1. What is the role of chlorophyll in photosynthesis?
Ans. Chlorophyll is a pigment that absorbs light energy for photosynthesis. It is located in the chloroplasts of plant cells and is essential for capturing sunlight to convert carbon dioxide and water into glucose.
2. How do plants obtain the carbon dioxide needed for photosynthesis?
Ans. Plants take in carbon dioxide from the atmosphere through tiny pores called stomata on their leaves. The carbon dioxide is then used in the process of photosynthesis to produce glucose.
3. Why is photosynthesis important for plants and the environment?
Ans. Photosynthesis is crucial for plants as it is the process by which they produce their food (glucose) using sunlight, water, and carbon dioxide. It also releases oxygen into the atmosphere, which is essential for all living organisms.
4. What factors can affect the rate of photosynthesis in plants?

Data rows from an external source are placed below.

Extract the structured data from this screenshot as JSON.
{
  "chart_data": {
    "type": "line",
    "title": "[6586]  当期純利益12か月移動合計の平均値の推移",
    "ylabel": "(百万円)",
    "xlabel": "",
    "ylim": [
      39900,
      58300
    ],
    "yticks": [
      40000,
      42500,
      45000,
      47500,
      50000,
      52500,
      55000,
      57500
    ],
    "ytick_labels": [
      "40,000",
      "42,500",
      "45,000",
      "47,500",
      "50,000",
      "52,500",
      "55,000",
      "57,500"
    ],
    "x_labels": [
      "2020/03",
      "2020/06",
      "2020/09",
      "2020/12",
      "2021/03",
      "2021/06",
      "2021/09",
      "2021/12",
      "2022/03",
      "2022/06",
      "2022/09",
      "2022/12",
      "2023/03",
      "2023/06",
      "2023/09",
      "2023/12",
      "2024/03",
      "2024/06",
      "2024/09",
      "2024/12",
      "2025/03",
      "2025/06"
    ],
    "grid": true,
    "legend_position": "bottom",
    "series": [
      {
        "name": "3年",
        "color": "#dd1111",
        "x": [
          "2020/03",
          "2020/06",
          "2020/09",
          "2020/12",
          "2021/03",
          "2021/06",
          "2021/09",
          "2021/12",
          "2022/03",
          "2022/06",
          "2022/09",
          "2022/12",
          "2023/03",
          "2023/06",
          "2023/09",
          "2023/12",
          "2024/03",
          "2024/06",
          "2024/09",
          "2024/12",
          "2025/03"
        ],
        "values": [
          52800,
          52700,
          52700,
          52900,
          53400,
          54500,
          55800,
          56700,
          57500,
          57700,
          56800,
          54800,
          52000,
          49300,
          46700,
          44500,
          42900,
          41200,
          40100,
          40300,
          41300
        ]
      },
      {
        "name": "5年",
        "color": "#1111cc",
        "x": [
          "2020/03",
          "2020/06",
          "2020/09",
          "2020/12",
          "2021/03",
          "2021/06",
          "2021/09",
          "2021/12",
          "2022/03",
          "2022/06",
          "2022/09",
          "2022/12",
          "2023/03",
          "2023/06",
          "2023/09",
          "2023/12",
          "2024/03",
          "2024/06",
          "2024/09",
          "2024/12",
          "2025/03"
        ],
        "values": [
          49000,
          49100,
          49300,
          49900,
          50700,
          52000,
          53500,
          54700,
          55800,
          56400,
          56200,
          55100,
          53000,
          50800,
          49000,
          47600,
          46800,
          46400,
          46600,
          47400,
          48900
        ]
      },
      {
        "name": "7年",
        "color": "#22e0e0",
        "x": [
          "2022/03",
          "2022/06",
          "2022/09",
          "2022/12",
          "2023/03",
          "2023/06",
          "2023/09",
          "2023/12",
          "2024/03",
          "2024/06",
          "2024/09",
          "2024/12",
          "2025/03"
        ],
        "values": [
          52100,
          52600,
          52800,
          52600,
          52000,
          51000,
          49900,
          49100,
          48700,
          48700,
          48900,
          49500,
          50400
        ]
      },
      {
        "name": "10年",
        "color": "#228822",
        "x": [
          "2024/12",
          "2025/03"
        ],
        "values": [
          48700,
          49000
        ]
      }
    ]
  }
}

Ans. Factors such as light intensity, temperature, carbon dioxide levels, and water availability can all impact the rate of photosynthesis in plants. Optimal conditions for these factors will result in higher rates of photosynthesis.
5. How does photosynthesis contribute to the global carbon cycle?
Ans. Photosynthesis plays a significant role in the global carbon cycle by removing carbon dioxide from the atmosphere and converting it into organic compounds like glucose. This helps regulate the Earth's carbon balance and is essential for maintaining a stable climate.